Limits to experimental induction

Progress requires experimentation. Suggested ways AI could speed progress by automating experiments appear mistaken.

There’s a folk theory that you do science by performing experiments, which means measuring a slew of similar things, which produces data, and then a statistics person does an inscrutable Statistics Thing which says that all the data add up to a Science Knowledge, so you add it to the giant pile of Science Knowledges, and when you have enough of those you get flying cars. If that was true, and if AI could do the experiments much faster, we’d get flying cars (or the robopocalypse) much sooner.

There are a couple problems with this: it’s not how science works, and there’s not much reason to think AI could do experiments much faster. If you ask “isn’t it possible in principle for a god-like AI to do this,” the answer is always “yes, by definitional fiat”; but without a “how” that is meaningless.

Inductive reasoning blesses data as knowledge using formal methods. There is no generally correct way of doing this.1 A statistical analysis is sound only relative to unavoidable assumptions that cannot be justified rationally; particularly a small-world assumption that limits what factors it considers.2 Those assumptions must be chosen meta-rationally.3 This means the “artificial scientist” project is quite different from what is usually imagined, and probably much more difficult. We have much less idea how to automate meta-rationality than rationality.
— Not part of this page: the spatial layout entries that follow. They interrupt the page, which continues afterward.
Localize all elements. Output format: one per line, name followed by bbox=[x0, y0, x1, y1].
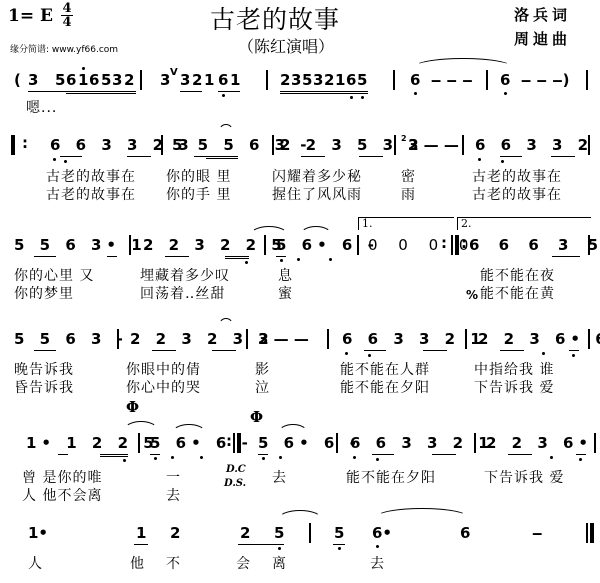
note: 6 bbox=[460, 523, 470, 543]
lyric: 能不能在人群 bbox=[340, 362, 430, 378]
double-underline bbox=[100, 456, 128, 457]
underline bbox=[180, 91, 202, 92]
lyric: 能不能在夜 bbox=[480, 268, 555, 284]
barline bbox=[246, 329, 248, 349]
note: 3 bbox=[160, 70, 170, 90]
underline bbox=[258, 454, 268, 455]
underline bbox=[372, 454, 394, 455]
lyric: 去 bbox=[370, 556, 385, 572]
note: 3 bbox=[112, 70, 122, 90]
tie bbox=[376, 508, 468, 517]
breath-mark: V bbox=[170, 63, 178, 83]
lyric: 能不能在夕阳 bbox=[340, 380, 430, 396]
repeat-dots: : bbox=[441, 233, 447, 253]
low-octave-dot bbox=[376, 458, 379, 461]
note: 5 bbox=[274, 523, 284, 543]
underline bbox=[150, 454, 160, 455]
repeat-end-barline bbox=[233, 433, 235, 453]
grace-note: 2 bbox=[401, 129, 407, 149]
note: 2 bbox=[192, 70, 202, 90]
low-octave-dot bbox=[329, 258, 332, 261]
measure: 2 2 3 6• 6 bbox=[478, 329, 600, 349]
barline bbox=[394, 135, 396, 155]
lyric: 一 bbox=[166, 470, 181, 486]
high-octave-dot bbox=[82, 67, 85, 70]
underline bbox=[127, 156, 151, 157]
low-octave-dot bbox=[245, 261, 248, 264]
fermata bbox=[218, 124, 234, 133]
underline bbox=[238, 544, 284, 545]
low-octave-dot bbox=[280, 259, 283, 262]
lyric: 中指给我 谁 bbox=[474, 362, 554, 378]
note: 3 bbox=[291, 70, 301, 90]
intro-lyric: 嗯... bbox=[26, 100, 57, 116]
lyric: 你眼中的倩 bbox=[126, 362, 201, 378]
barline bbox=[264, 235, 266, 255]
underline bbox=[152, 350, 176, 351]
measure: 5 5 6 3• 1 bbox=[14, 235, 147, 255]
lyric: 你心中的哭 bbox=[126, 380, 201, 396]
lyric: 去 bbox=[272, 470, 287, 486]
underline bbox=[569, 350, 579, 351]
final-barline-thick bbox=[590, 523, 594, 543]
barline bbox=[327, 329, 329, 349]
barline bbox=[393, 70, 395, 90]
dash: ‒ bbox=[532, 523, 542, 543]
underline bbox=[194, 156, 238, 157]
measure: 6 6 3 3 2 3 bbox=[475, 135, 600, 155]
low-octave-dot bbox=[376, 545, 379, 548]
lyric: 晚告诉我 bbox=[14, 362, 74, 378]
low-octave-dot bbox=[279, 456, 282, 459]
lyric: 下告诉我 爱 bbox=[474, 380, 554, 396]
lyric: 你的手 里 bbox=[166, 187, 231, 203]
low-octave-dot bbox=[478, 158, 481, 161]
lyric: 闪耀着多少秘 bbox=[272, 169, 362, 185]
low-octave-dot bbox=[123, 459, 126, 462]
coda-sign: Φ bbox=[250, 408, 263, 426]
note: 1 bbox=[78, 70, 88, 90]
underline bbox=[212, 350, 236, 351]
underline bbox=[576, 454, 586, 455]
dal-segno-marking: D.S. bbox=[224, 478, 246, 490]
note: 1 bbox=[136, 523, 146, 543]
underline bbox=[301, 156, 325, 157]
lyric: 蜜 bbox=[278, 286, 293, 302]
note: 6 bbox=[89, 70, 99, 90]
low-octave-dot bbox=[297, 258, 300, 261]
slur bbox=[218, 318, 234, 327]
tie bbox=[300, 226, 332, 235]
underline bbox=[423, 350, 447, 351]
measure: 2 2 3 6• 6 bbox=[486, 433, 600, 453]
lyric: 你的心里 又 bbox=[14, 268, 94, 284]
lyric: 不 bbox=[166, 556, 181, 572]
underline bbox=[500, 156, 522, 157]
underline bbox=[359, 156, 383, 157]
underline bbox=[551, 156, 575, 157]
note: 5 bbox=[101, 70, 111, 90]
note: 1 bbox=[335, 70, 345, 90]
lyric: 离 bbox=[272, 556, 287, 572]
note: 1• bbox=[28, 523, 48, 543]
low-octave-dot bbox=[368, 354, 371, 357]
lyric: 下告诉我 爱 bbox=[484, 470, 564, 486]
underline bbox=[107, 256, 117, 257]
lyric: 息 bbox=[278, 268, 293, 284]
low-octave-dot bbox=[64, 160, 67, 163]
lyric: 影 bbox=[255, 362, 270, 378]
low-octave-dot bbox=[154, 457, 157, 460]
note: 5 bbox=[357, 70, 367, 90]
lyric: 回荡着‥丝甜 bbox=[140, 286, 225, 302]
low-octave-dot bbox=[345, 352, 348, 355]
underline bbox=[276, 256, 286, 257]
lyric: 去 bbox=[166, 488, 181, 504]
tie bbox=[172, 424, 206, 433]
barline bbox=[309, 523, 311, 543]
barline bbox=[588, 235, 590, 255]
note: 1 bbox=[204, 70, 214, 90]
repeat-end-barline-thick bbox=[237, 433, 241, 453]
measure: 2 2 3 2 3 2 bbox=[130, 329, 274, 349]
note: 3 bbox=[28, 70, 38, 90]
tie bbox=[250, 226, 288, 235]
lyricist-credit: 洛兵词 bbox=[514, 4, 571, 25]
low-octave-dot bbox=[579, 458, 582, 461]
barline bbox=[266, 70, 268, 90]
note: 2 bbox=[280, 70, 290, 90]
measure: 6 6 6 3 5 bbox=[469, 235, 600, 255]
lyric: 密 bbox=[401, 169, 416, 185]
note: 3 bbox=[180, 70, 190, 90]
lyric: 古老的故事在 bbox=[46, 187, 136, 203]
low-octave-dot bbox=[350, 96, 353, 99]
underline bbox=[364, 350, 386, 351]
barline bbox=[474, 433, 476, 453]
barline bbox=[462, 135, 464, 155]
low-octave-dot bbox=[414, 92, 417, 95]
measure: 5 5 6 3 - bbox=[14, 329, 128, 349]
underline bbox=[225, 256, 249, 257]
low-octave-dot bbox=[200, 456, 203, 459]
lyric: 雨 bbox=[401, 187, 416, 203]
tie bbox=[414, 58, 512, 67]
underline bbox=[218, 91, 240, 92]
low-octave-dot bbox=[550, 456, 553, 459]
note: 3 bbox=[313, 70, 323, 90]
low-octave-dot bbox=[53, 158, 56, 161]
low-octave-dot bbox=[278, 547, 281, 550]
low-octave-dot bbox=[361, 96, 364, 99]
double-underline bbox=[66, 93, 136, 94]
lyric: 能不能在黄 bbox=[480, 286, 555, 302]
barline bbox=[588, 135, 590, 155]
measure: 3 — — bbox=[408, 135, 459, 155]
barline bbox=[272, 135, 274, 155]
open-paren: ( bbox=[14, 70, 21, 90]
low-octave-dot bbox=[338, 547, 341, 550]
note: 2 bbox=[240, 523, 250, 543]
barline bbox=[357, 235, 359, 255]
underline bbox=[60, 156, 82, 157]
barline bbox=[129, 235, 131, 255]
repeat-dots: : bbox=[226, 431, 232, 451]
lyric: 昏告诉我 bbox=[14, 380, 74, 396]
lyric: 你的梦里 bbox=[14, 286, 74, 302]
tie bbox=[278, 424, 308, 433]
lyric: 埋藏着多少叹 bbox=[140, 268, 230, 284]
note: 5 bbox=[55, 70, 65, 90]
note: 6 ‒ ‒ ‒) bbox=[500, 70, 570, 90]
note: 5 bbox=[334, 523, 344, 543]
barline bbox=[465, 329, 467, 349]
lyric: 能不能在夕阳 bbox=[346, 470, 436, 486]
underline bbox=[100, 454, 128, 455]
barline bbox=[140, 70, 142, 90]
double-underline bbox=[280, 93, 368, 94]
measure: 3 — — bbox=[258, 329, 309, 349]
lyric: 古老的故事在 bbox=[472, 169, 562, 185]
double-underline bbox=[206, 158, 238, 159]
coda-sign: Φ bbox=[126, 398, 139, 416]
underline bbox=[500, 350, 524, 351]
final-barline bbox=[586, 523, 588, 543]
da-capo-marking: D.C bbox=[226, 464, 246, 476]
note: 6• bbox=[372, 523, 392, 543]
tie bbox=[124, 421, 158, 430]
underline bbox=[508, 454, 532, 455]
barline bbox=[138, 433, 140, 453]
song-title: 古老的故事 bbox=[210, 0, 340, 36]
time-signature-top: 4 bbox=[60, 2, 74, 15]
lyric: 他 bbox=[130, 556, 145, 572]
low-octave-dot bbox=[222, 94, 225, 97]
underline bbox=[58, 454, 68, 455]
low-octave-dot bbox=[504, 92, 507, 95]
time-signature: 4 4 bbox=[60, 2, 74, 29]
low-octave-dot bbox=[171, 456, 174, 459]
low-octave-dot bbox=[353, 456, 356, 459]
time-signature-bottom: 4 bbox=[60, 16, 74, 29]
low-octave-dot bbox=[572, 354, 575, 357]
key-signature: 1= E bbox=[8, 6, 53, 26]
lyric: 古老的故事在 bbox=[472, 187, 562, 203]
note: 6 bbox=[218, 70, 228, 90]
underline bbox=[34, 256, 56, 257]
lyric: 握住了风风雨 bbox=[272, 187, 362, 203]
volta-1: 1. bbox=[358, 217, 454, 230]
low-octave-dot bbox=[542, 352, 545, 355]
low-octave-dot bbox=[501, 160, 504, 163]
segno-sign: % bbox=[466, 288, 478, 302]
note: 2 bbox=[170, 523, 180, 543]
repeat-start-barline bbox=[11, 135, 15, 155]
lyric: 你的眼 里 bbox=[166, 169, 231, 185]
note: 6 ‒ ‒ ‒ bbox=[410, 70, 473, 90]
lyric: 人 bbox=[28, 556, 43, 572]
barline bbox=[586, 70, 588, 90]
underline bbox=[134, 544, 148, 545]
measure: 5 6• 6 - bbox=[276, 235, 379, 255]
note: 2 bbox=[124, 70, 134, 90]
lyric: 人 他不会离 bbox=[22, 488, 102, 504]
measure: 6 6 3 3 2 1 bbox=[350, 433, 494, 453]
note: 2 bbox=[324, 70, 334, 90]
barline bbox=[486, 70, 488, 90]
repeat-end-barline bbox=[451, 235, 453, 255]
underline bbox=[552, 256, 580, 257]
note: 1 bbox=[230, 70, 240, 90]
repeat-dots: : bbox=[22, 133, 28, 153]
lyric: 泣 bbox=[255, 380, 270, 396]
barline bbox=[117, 329, 119, 349]
underline bbox=[280, 91, 368, 92]
song-subtitle: （陈红演唱） bbox=[238, 34, 334, 57]
tie bbox=[278, 510, 322, 519]
underline bbox=[34, 350, 56, 351]
underline bbox=[432, 454, 456, 455]
double-underline bbox=[225, 258, 249, 259]
barline bbox=[594, 433, 596, 453]
underline bbox=[333, 544, 345, 545]
lyric: 古老的故事在 bbox=[46, 169, 136, 185]
low-octave-dot bbox=[262, 457, 265, 460]
lyric: 会 bbox=[236, 556, 251, 572]
repeat-dots: : bbox=[461, 233, 467, 253]
composer-credit: 周迪曲 bbox=[514, 28, 571, 49]
underline bbox=[28, 91, 136, 92]
note: 6 bbox=[66, 70, 76, 90]
underline bbox=[165, 256, 189, 257]
volta-2: 2. bbox=[457, 217, 591, 230]
measure: 5 6• 6 - bbox=[258, 433, 361, 453]
lyric: 曾 是你的唯 bbox=[22, 470, 102, 486]
barline bbox=[161, 135, 163, 155]
note: 6 bbox=[346, 70, 356, 90]
note: 5 bbox=[302, 70, 312, 90]
barline bbox=[588, 329, 590, 349]
site-watermark: 缘分简谱: www.yf66.com bbox=[10, 42, 118, 55]
repeat-end-barline-thick bbox=[455, 235, 459, 255]
barline bbox=[336, 433, 338, 453]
Risk discussions suggest Scary AI would build a vast army of robots to carry out experiments much faster than humans can. Assuming for the sake of the argument that its manufacturing prowess somehow made that more feasible for it than us, there’s not much reason to think it would be useful.

Most wet lab work is inherently serial. You can’t know what to do next until you have the results from the experiment you are doing now.

Relatedly, most scientific breakthroughs come from hands-on experimentation; from “getting a feel” for the subject matter. Empirical studies don’t just test hypotheses; they are where hypotheses come from.

Large-scale laboratory automation is already in routine use in pharmaceutical discovery, along with advanced statistical methods for interpreting the vast quantities of data it produces. These are helpful, but not magic bullets. Scaling them up by building or buying way more robots is perfectly feasible, and wouldn’t be expensive on the scale of pharmaceutical research costs. We don’t do that because it wouldn’t help much. Robot count is not a bottleneck.

Better robots might help more. On the other hand, it’s not clear how AI would be necessary, or even helpful, in creating or making use of them. There’s been almost no advancement in practical robot hands for decades, due to mechanical issues rather than AI limitations. And when parallelizing biology experiments, microfluidics difficulties—getting diverse sorts of sticky glop to not gum up tiny tubes—usually exceed robot limitations.

  1. 1.See “No solution to the problem of induction” in my “Statistics and the replication crisis.”
  2. 2.The probability of green cheese” in In the Cells of the Eggplant.
  3. 3.See the “Meta-rational statistical practice” section of “Statistics and the replication crisis” in In the Cells of the Eggplant.